On 06/22/2012 05:28 PM, Andrew Stitcher wrote:
- Allowing ":" as well as "://" in the place after the scheme adds a
potential ambiguity to the syntax. If we didn't allow it then amqp:5672
would unambiguously denote a url connecting to host called amqp and port
5672. However allowing it it would denote that or a host called 5672 and
the default port.
This might not seem like a big issue, but it limits the parser to
accepting known schemes, which is not great. It would be better for the
parser to be able to tell a scheme unambiguously from the syntax.
In general though it is the other way round, i.e. the scheme determines
the syntax.
I think the assumption you are making is that the syntax is always the
'Common Internet Scheme Syntax' of RFC 1738, and the scheme name can
then solely be used to determine aspects of the protocol(s) to use (e.g.
amqp v mqtt or amqp over tls etc).
I can certainly see advantages with that approach.
So I'd actually prefer to not allow a single ":" in this place in the
syntax except that the C++ parser and the 0-10 syntax both allow it.
[I note that as far as general uri syntax is concerned only the ":" is
strictly necessary because what follows is not hierarchical.
That was the reason the '//' was left out in the 0-10 specification,
i.e. it was based on '2.1.2 Improper use of "//" following "<scheme>:"'
in RFC 2718.
I think
this would be more significant if it we didn't break the uri syntax by
not always requiring the scheme.]
Right, a string of the form myhost:5672 is not actually a url. Accepting
strings that aren't urls (i.e. that skip the scheme) is I think again a
convention copied from browsers where http is then implied (as is the
'Common Internet Scheme Syntax').
I think we should continue with a pragmatic approach for now and accept
that there are two distinct scheme syntaxes for which a case can be made.
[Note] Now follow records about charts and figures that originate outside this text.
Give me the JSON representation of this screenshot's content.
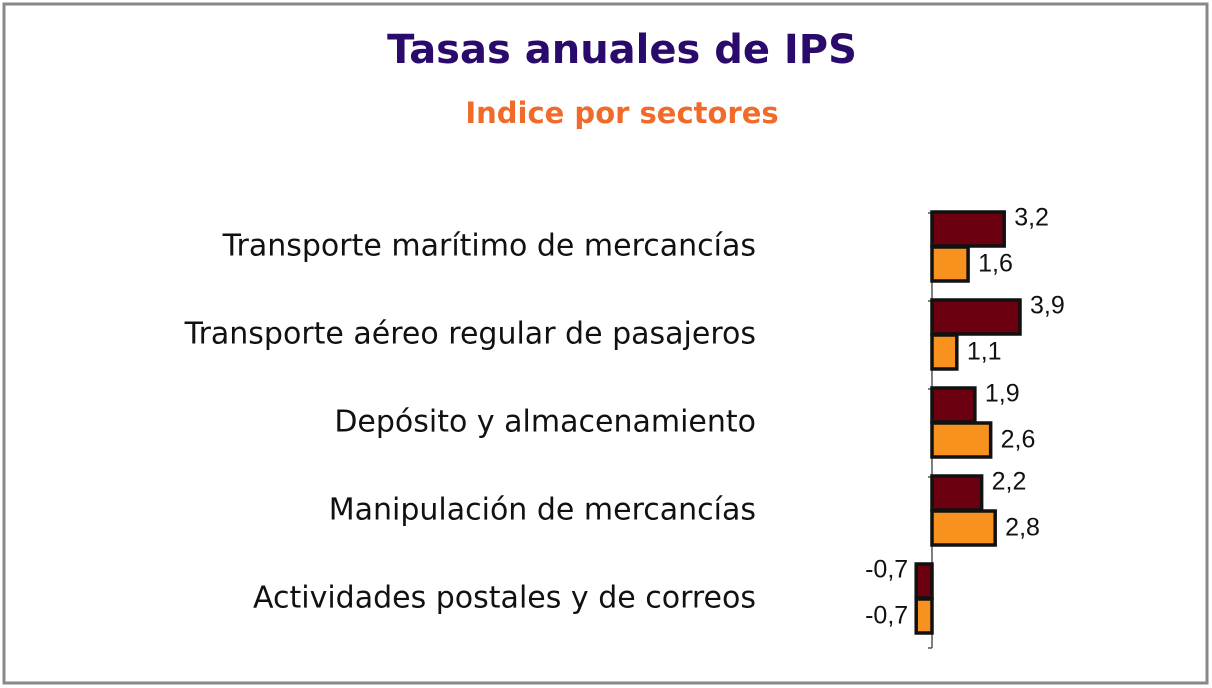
{
  "chart_data": {
    "type": "bar",
    "orientation": "horizontal",
    "title": "Tasas anuales de IPS",
    "subtitle": "Indice por sectores",
    "categories": [
      "Transporte marítimo de mercancías",
      "Transporte aéreo regular de pasajeros",
      "Depósito y almacenamiento",
      "Manipulación de mercancías",
      "Actividades postales y de correos"
    ],
    "series": [
      {
        "color": "#6b0010",
        "values": [
          3.2,
          3.9,
          1.9,
          2.2,
          -0.7
        ],
        "value_labels": [
          "3,2",
          "3,9",
          "1,9",
          "2,2",
          "-0,7"
        ]
      },
      {
        "color": "#f7921e",
        "values": [
          1.6,
          1.1,
          2.6,
          2.8,
          -0.7
        ],
        "value_labels": [
          "1,6",
          "1,1",
          "2,6",
          "2,8",
          "-0,7"
        ]
      }
    ]
  }
}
One is the amqp scheme as defined in the 0-10 specification. Support for
this already exists in the c++ broker, the c++ client and in a more
limited guise in the python and JMS clients, and is to an extent at
least required (since it is the standard mechanism to indicate members
of a clustered service).
The other is the common internet scheme syntax, which by virtue of its
general familiarity is probably the most intuitive. We probably also
want to continue to support strings that adhere to this syntax except
for the fact that they do not specify a scheme. I think this is probably
the form the Java/JMS client should be updated to recognise as part of
any move to a new 'connection string'.
I think we should fix the python and c++ clients to recognise ':' as the
separator between username and password. I'm neutral as to whether they
should continue to support the old (incorrect) separator as well, though
providing we make it clear in release notes etc its perhaps best to have
a clean break(?).
It might be worth splitting the c++ parser back into two pieces, one
that parses the 0-10 scheme, another that handles the common internet
scheme syntax. We can determine which to use either from context or by
treating 'amqp:' if *not* followed immediately by '//' as implying the
0-10 syntax (i.e. string starts with 'amqp:' but *not* with 'amqp://').
I think that lets each parser be simpler and less ambiguous than having
a single parser trying to cover some sort of merge of schemes.